On n’est jamais à l’abri de traces informatiques”
Convaincu que cette fois il en a fini avec Interpol, il accepte quelques mois plus tard une invitation pour une conférence à Bergame. “Je venais de raccrocher pour dire à ma femme que j’avais atterri sans encombre, qu’une dizaine de carabinieri me tombent dessus. Je leur ai dit : “Non… vous n’allez pas recommencer.” Mes arrestations aux Pays-Bas et en Espagne avaient suscité une telle mobilisation, ça avait fait une telle mauvaise pub à Interpol, qui s’est d’une certaine façon fait le bras armé d’Ankara, que je pensais vraiment que c’était terminé. J’avais reçu l’appui de dizaines d’ONG comme Amnesty, la FIDH, mais aussi des gens comme Noam Chomsky… Même les Femen avaient mené une action pour moi, elles qui en général ne s’occupent que des femmes !” Faisant toujours l’objet d’une notice rouge, il va devoir se défendre face à une nouvelle juridiction et gagnera l’occasion d’apprendre l’italien. “J’ai fait 11 jours de détention, puis j’ai été assigné 98 jours à résidence chez un ami, jusqu’à ce que la justice italienne juge irrecevable la demande d’extradition turque.”
C’est l’intervention de Fair Trials qui s’avérera décisive. “Puis, en 2015, j’ai reçu une lettre de la commission de contrôle des fichiers d’Interpol qui m’informait que mon nom était définitivement rayé.” Fin de l’histoire ? “Le mois dernier*, je suis passé par Rome en transit, je pensais qu’au moins dans ce pays je serais définitivement à l’abri. Mais on n’est jamais à l’abri de traces informatiques.
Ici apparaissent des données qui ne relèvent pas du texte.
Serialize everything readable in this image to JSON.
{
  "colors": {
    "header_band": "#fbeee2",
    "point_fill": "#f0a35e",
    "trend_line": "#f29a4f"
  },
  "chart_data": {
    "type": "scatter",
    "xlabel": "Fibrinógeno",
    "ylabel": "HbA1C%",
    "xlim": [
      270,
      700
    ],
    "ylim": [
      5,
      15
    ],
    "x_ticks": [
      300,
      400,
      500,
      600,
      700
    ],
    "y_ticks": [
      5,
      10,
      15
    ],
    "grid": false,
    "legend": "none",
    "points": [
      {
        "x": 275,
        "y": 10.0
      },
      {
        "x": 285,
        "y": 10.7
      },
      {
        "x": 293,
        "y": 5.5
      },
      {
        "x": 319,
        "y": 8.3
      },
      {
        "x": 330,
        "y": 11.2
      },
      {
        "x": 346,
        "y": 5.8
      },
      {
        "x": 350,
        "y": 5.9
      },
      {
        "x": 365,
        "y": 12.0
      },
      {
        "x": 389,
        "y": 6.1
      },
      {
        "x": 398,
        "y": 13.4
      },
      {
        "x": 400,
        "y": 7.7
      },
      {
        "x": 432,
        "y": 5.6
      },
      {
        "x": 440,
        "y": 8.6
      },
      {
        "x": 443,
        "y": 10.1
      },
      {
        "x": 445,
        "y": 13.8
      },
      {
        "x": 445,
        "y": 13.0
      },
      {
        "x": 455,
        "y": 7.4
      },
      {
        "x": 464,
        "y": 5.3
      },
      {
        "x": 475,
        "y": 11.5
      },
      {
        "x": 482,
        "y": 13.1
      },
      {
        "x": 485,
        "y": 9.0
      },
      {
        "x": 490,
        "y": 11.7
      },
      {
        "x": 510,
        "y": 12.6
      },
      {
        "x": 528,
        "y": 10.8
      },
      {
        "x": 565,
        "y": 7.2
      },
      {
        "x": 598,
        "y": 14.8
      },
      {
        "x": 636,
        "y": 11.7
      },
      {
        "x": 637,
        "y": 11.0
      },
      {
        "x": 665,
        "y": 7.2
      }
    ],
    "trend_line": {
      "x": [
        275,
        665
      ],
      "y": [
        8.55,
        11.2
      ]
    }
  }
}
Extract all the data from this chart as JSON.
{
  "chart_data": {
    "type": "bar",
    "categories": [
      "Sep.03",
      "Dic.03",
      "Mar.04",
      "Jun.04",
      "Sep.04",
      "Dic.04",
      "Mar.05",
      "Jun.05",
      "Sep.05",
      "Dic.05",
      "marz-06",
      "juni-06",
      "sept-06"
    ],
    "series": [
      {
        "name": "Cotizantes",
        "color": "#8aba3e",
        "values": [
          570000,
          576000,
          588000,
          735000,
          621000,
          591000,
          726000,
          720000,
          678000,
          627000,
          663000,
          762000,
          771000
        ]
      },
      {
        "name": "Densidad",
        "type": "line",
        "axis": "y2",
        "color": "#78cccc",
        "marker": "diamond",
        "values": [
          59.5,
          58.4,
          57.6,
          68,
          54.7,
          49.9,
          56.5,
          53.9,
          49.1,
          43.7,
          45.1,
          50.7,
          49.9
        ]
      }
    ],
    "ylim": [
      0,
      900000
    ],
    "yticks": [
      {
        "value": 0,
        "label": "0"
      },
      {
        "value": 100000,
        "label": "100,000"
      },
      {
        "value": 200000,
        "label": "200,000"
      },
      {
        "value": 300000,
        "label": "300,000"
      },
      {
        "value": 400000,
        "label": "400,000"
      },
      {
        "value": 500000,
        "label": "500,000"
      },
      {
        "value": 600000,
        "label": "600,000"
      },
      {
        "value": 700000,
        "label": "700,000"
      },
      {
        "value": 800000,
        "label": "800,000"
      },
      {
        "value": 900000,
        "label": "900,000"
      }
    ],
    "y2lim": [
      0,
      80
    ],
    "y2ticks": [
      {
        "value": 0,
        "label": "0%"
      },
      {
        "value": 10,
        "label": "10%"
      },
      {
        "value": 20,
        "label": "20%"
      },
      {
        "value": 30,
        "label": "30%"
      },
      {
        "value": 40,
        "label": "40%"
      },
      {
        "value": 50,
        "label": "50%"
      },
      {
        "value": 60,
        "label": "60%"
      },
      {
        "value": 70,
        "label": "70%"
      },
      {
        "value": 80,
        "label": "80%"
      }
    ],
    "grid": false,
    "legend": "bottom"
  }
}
Un douanier m’a dit qu’il y avait quelque chose, et j’ai eu le droit à une fouille complète, j’ai failli rater ma correspondance…” Au moins il a pu repartir libre.
“Je fais partie de ceux qui ont de la chance, puisque j’ai obtenu ma radiation, philosophe-t-il. Mais il y a quelque chose que je trouve fou. J’ai été assez impliqué ces dernières années dans la dénonciation de Daech. J’ai rencontré beaucoup de familles de radicalisés, qui se plaignent de n’avoir pas été écoutées. Leurs enfants étaient fichés comme radicalisés, et pourtant ils ont pu partir en Syrie sans encombre. Ils n’ont jamais fait l’objet de notice d’Interpol, sinon ils auraient été interpellés sur une escale en Europe ou en Turquie. Des policiers belges m’avaient dit en 2014 : “Plutôt que d’avoir la racaille ici, on préfère qu’ils aillent se battre en Syrie, on a moins de délinquance ici. “Avant Charlie, ils étaient d’une naïveté complète sur le terrorisme. Mais ils se sont acharnés sur moi.”